Thanks Garfield. You are absolutely right in your assertions about the large sums of money that the government received from the sale of the existing Northbourne sites. The mathematics of the light rail equation are so skinny that they must squeeze every bit of cash out of every related scenario.

The tech amendment issue is a tough one to prosecute in the public space because of its complexity but we will continue to hold the government to account on this issue. Nicole Lawder has a motion on Wednesday morning as Planning Shadow seeking to make the government explain the tech amendment and to cease residential development on CFZ land except specifically for aged or disability housing.

Garfield 11:48 am 09 May 17

Glad to see the Liberals have finally tightened the focus onto this issue rather than letting Andrew Barr get away with accusing people opposed to these developments as being anti public housing – its only taken 7 weeks.

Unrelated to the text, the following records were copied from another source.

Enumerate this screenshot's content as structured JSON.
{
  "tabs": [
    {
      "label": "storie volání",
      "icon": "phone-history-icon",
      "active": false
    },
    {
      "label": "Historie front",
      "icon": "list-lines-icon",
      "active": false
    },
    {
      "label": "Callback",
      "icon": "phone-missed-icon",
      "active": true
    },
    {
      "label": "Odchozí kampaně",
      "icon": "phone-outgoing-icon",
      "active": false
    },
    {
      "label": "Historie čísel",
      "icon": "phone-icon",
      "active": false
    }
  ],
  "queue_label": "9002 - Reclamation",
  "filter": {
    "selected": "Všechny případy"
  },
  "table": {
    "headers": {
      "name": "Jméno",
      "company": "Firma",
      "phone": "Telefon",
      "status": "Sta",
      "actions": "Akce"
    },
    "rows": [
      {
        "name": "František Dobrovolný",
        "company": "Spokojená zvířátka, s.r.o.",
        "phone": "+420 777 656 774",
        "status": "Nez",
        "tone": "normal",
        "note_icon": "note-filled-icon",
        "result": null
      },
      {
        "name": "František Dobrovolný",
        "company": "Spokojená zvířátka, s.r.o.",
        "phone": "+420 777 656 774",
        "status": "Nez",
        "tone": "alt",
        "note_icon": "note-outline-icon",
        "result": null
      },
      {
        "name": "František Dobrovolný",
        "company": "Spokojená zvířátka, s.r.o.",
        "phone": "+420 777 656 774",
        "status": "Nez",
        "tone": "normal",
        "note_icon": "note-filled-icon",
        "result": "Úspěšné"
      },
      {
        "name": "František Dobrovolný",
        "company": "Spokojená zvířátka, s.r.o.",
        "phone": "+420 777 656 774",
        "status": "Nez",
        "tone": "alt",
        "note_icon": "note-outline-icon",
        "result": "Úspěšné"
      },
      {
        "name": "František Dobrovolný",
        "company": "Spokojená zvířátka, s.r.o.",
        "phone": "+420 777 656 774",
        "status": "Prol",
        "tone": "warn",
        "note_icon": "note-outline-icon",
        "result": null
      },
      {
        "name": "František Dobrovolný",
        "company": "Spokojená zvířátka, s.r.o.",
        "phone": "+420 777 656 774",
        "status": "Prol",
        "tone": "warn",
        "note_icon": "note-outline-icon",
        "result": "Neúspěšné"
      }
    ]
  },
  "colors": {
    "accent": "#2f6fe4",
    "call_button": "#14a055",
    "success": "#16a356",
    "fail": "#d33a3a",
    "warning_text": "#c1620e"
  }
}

I believe there are also strong links to the government decision making here with the cost of light rail. They’re getting large sums of money for selling the existing public housing on Northbourne, but instead of investing that money back into replacement public housing they decided to spend it on light rail. So with no money to acquire replacement public housing, what are they doing? Well they’re not using vacant residential zoned land to construct new dwellings as they need the money from selling that land to developers, so they’re taking land from the community that they couldn’t otherwise profit from.

Mark Parton is quite right when he says the precedent being set here could see CFZ land in any suburb turned into more dwellings. If people have some vacant land nearby that they value or expect to eventually be turned into something to benefit the community, they should be checking its zoning, and telling Labor and the Greens to keep their hands off community land.